There is a certain comfort to be found in this film. Definitely not in the theme, emphatically not in the backstreet-neon sensuality of its colours and the sardonic insinuations of the plot. But there is a reassurance to be drawn from the way Peeping Tom still works on an audience, frightens and challenges and amuses it - sometimes all at once - then turns it around on itself, in on itself, letting loose a reaction that is part self-justification, part self-examination and part ritual slaughter. Best of all, it is heartening to know that Peeping Tom will, proudly, never be respectable.
Twenty years after Michael Powell began work on it, Peeping Tom was restored and re-released with the help of one of Powell's greatest admirers, the director Martin Scorsese. It was screen at the New York Film Festival in 1979, shown theatrically soon after, and met a similar reception to one it had received upon its initial British release in 1960. No-one actually admitted this time to being 'disgusted' like the Observer's critic had been, and no-one suggested - like the gentleman from the Tribune - that 'the only really satisfactory way to dispose of Peeping Tom would be to shovel it up and flush it swiftly down the nearest sewer'. No-one even said simply, as the New Statesman critic had done, that the movie 'stinks'. The new set of reviews was cooler in tone, but mostly unadmiring. Impolite. Sidelong but savage. There were partisans, to be sure, just as there had been when Peeping Tom was first released and just as there are still whenever it is revived. But they will always be a minority, which is just as it should be.
This may not please Powell, or Leo Marks (who wrote the remarkably original script), or the various investors, but Peeping Tom would not have done its job as thoroughly if it attracted a large audience. It is a movie not only about movies and the people who make them, but about the people who watch them and for them. It is a movie made, in a way, in opposition to an audience, made to intimidate an audience. It is, in the best and oldest sense, an Underground film.
Putting events on film - as a record, as evidence of clues on celluloid - magnifies and changes them ,so that the filming, begun as some sort of act of rectification, ends in violent upheaval, in wreckage. It is as if an image reflected on a mirror shattered what it was showing. The mirror on Mark Lewis' camera does not make him so much the Peeping Tom of the title, or the victim of an acute case of what the film characterizes as 'scoptophilia' - the morbid urge to gaze. It confirms him, rather, as the ultimate auteur. For Peeping Tom is the most ruthless film about film-making that anyone has dared make. It is as comic as Fellini's Otto e Mezzo (1963,8½), but it has a unique acid quality which, combined with its haunting irony and curious tenderness, makes it deliberately, wonderfully disconcerting.

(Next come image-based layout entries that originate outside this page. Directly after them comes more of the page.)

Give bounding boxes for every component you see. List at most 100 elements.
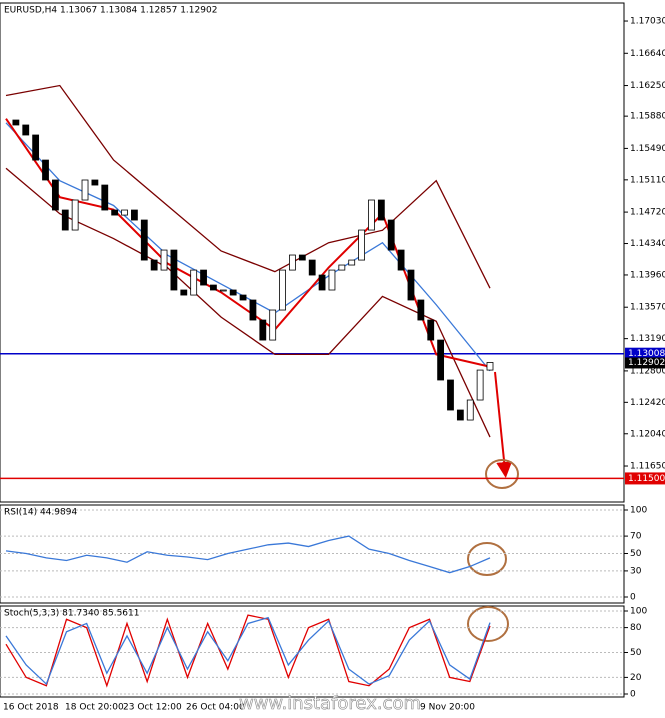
candle: [308, 259, 316, 276]
candle: [219, 289, 227, 292]
candle: [279, 269, 286, 311]
y-tick-label: 1.14340: [630, 239, 665, 249]
indicator-line: [5, 535, 491, 574]
indicator-line: [5, 167, 491, 438]
candle: [111, 209, 119, 216]
candle: [131, 209, 138, 221]
y-tick-label: 80: [630, 623, 642, 633]
y-tick-label: 1.17030: [630, 17, 665, 27]
candle: [368, 199, 375, 231]
candle: [22, 124, 30, 136]
y-tick-label: 30: [630, 566, 642, 576]
candle: [32, 134, 40, 161]
candle: [348, 259, 356, 266]
stoch-panel: [0, 605, 625, 698]
candle: [150, 259, 158, 271]
y-tick-label: 1.15110: [630, 175, 665, 185]
candle: [101, 184, 109, 211]
candle: [91, 179, 99, 186]
candle: [456, 409, 464, 421]
candle: [417, 299, 425, 321]
candle: [180, 289, 188, 296]
y-tick-label: 1.12800: [630, 366, 665, 376]
candle: [51, 179, 59, 211]
y-tick-label: 1.12420: [630, 398, 665, 408]
candle: [160, 249, 168, 271]
y-tick-label: 20: [630, 673, 642, 683]
candle: [476, 369, 484, 401]
candle: [170, 249, 178, 291]
y-tick-label: 1.16640: [630, 49, 665, 59]
candle: [397, 249, 405, 271]
candle: [318, 274, 326, 291]
x-tick-label: 18 Oct 20:00: [65, 703, 124, 713]
y-tick-label: 1.13570: [630, 303, 665, 313]
candle: [12, 119, 20, 126]
indicator-line: [5, 614, 491, 688]
candle: [377, 199, 385, 221]
candle: [387, 219, 395, 251]
indicator-line: [5, 122, 491, 372]
y-tick-label: 100: [630, 506, 647, 516]
candle: [269, 309, 277, 341]
candle: [121, 209, 128, 216]
candle: [140, 219, 148, 261]
y-tick-label: 50: [630, 648, 642, 658]
candle: [249, 299, 257, 321]
panel-title: RSI(14) 44.9894: [4, 508, 77, 518]
candle: [210, 284, 217, 291]
candle: [437, 339, 445, 381]
candle: [298, 254, 306, 261]
candle: [289, 254, 296, 271]
y-tick-label: 1.13960: [630, 270, 665, 280]
x-tick-label: 16 Oct 2018: [3, 703, 59, 713]
price-tag-label: 1.13008: [628, 349, 665, 359]
indicator-line: [5, 616, 491, 686]
candle: [447, 379, 454, 411]
highlight-circle: [467, 606, 509, 642]
y-tick-label: 0: [630, 593, 636, 603]
indicator-line: [5, 118, 491, 368]
y-tick-label: 1.12040: [630, 429, 665, 439]
indicator-line: [5, 84, 491, 289]
y-tick-label: 100: [630, 607, 647, 617]
candle: [259, 319, 267, 341]
candle: [486, 362, 494, 371]
candle: [81, 179, 89, 201]
price-tag: [625, 347, 665, 360]
main-panel: [0, 2, 625, 503]
candle: [42, 159, 49, 181]
last-price-tag: [625, 357, 665, 369]
x-tick-label: 26 Oct 04:00: [186, 703, 245, 713]
candle: [358, 229, 365, 261]
candle: [229, 289, 237, 296]
candle: [190, 269, 198, 296]
candle: [407, 269, 415, 301]
y-tick-label: 1.13190: [630, 334, 665, 344]
candle: [61, 209, 69, 231]
x-tick-label: 9 Nov 20:00: [420, 703, 475, 713]
x-tick-label: 23 Oct 12:00: [123, 703, 182, 713]
candle: [71, 199, 79, 231]
panel-title: EURUSD,H4 1.13067 1.13084 1.12857 1.1290…: [4, 6, 217, 16]
candle: [200, 269, 207, 286]
y-tick-label: 1.15880: [630, 112, 665, 122]
y-tick-label: 1.14720: [630, 208, 665, 218]
y-tick-label: 0: [630, 690, 636, 700]
candle: [328, 269, 336, 291]
forecast-arrow: [494, 371, 513, 478]
highlight-circle: [485, 459, 519, 489]
y-tick-label: 1.16250: [630, 81, 665, 91]
y-tick-label: 1.11650: [630, 462, 665, 472]
candle: [427, 319, 435, 341]
highlight-circle: [467, 542, 507, 576]
panel-title: Stoch(5,3,3) 81.7340 85.5611: [4, 609, 139, 619]
candle: [338, 264, 346, 271]
candle: [466, 399, 474, 421]
last-price-label: 1.12902: [628, 358, 665, 368]
y-tick-label: 50: [630, 549, 642, 559]
price-tag: [625, 472, 665, 485]
price-tag-label: 1.11500: [628, 474, 665, 484]
watermark: www.instaforex.com: [239, 693, 421, 714]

Mark Lewis' helpless search for the most frightening sight in the world is not far removed, either in its intensity or its sacrificial logic, from any film-maker's absolute exercise of power, real or frustrated. He is like a director fighting to pull a great performance from an actress to get his final cut, and if there is comedy in that equation, then there is as much comedy at the core of Peeping Tom as there is at the core of Psycho (1960).
The cool, comic savagery of the film is played against images washed in glistening light that seems to have been bounced off a knife blade. The colour, the elegant camera movements so quietly right that they seem almost surreptitious, have had a deep influence on Scorsese's films, particularly Taxi Driver (1976) and the nightclub scenes of New York, New York (1977). Mean Streets (1973) is awash in Peeping Tom's Soho night shades, and both films begin with home movies, with identical projectors and even identical camera movements into the projector lens.
In Peeping Tom, that same light, reflected back off a screen, ultimately illuminates the audience, which, it would seem, always prefers the comfort of the dark. The psycho-sexual foundation of the film is not, ultimately, so disturbing as the proposition of Mark Lewis as a 'technician of emotion' - in other words, a director - and as an object of sympathy, which Powell extracts by implicating the audience in Lewis' fate. Peeping Tom is not, in the end, about the film-maker as voyeur, but the audience as collective scoptophiliac, as active accomplice of the film artist. It is perhaps the only film that will not let the audience off the hook, will not let it stand aside as what has been called in American jurisprudence 'unindicted co-conspirator'. No wonder it will be perpetually unnerving. It is the only movie that watches you.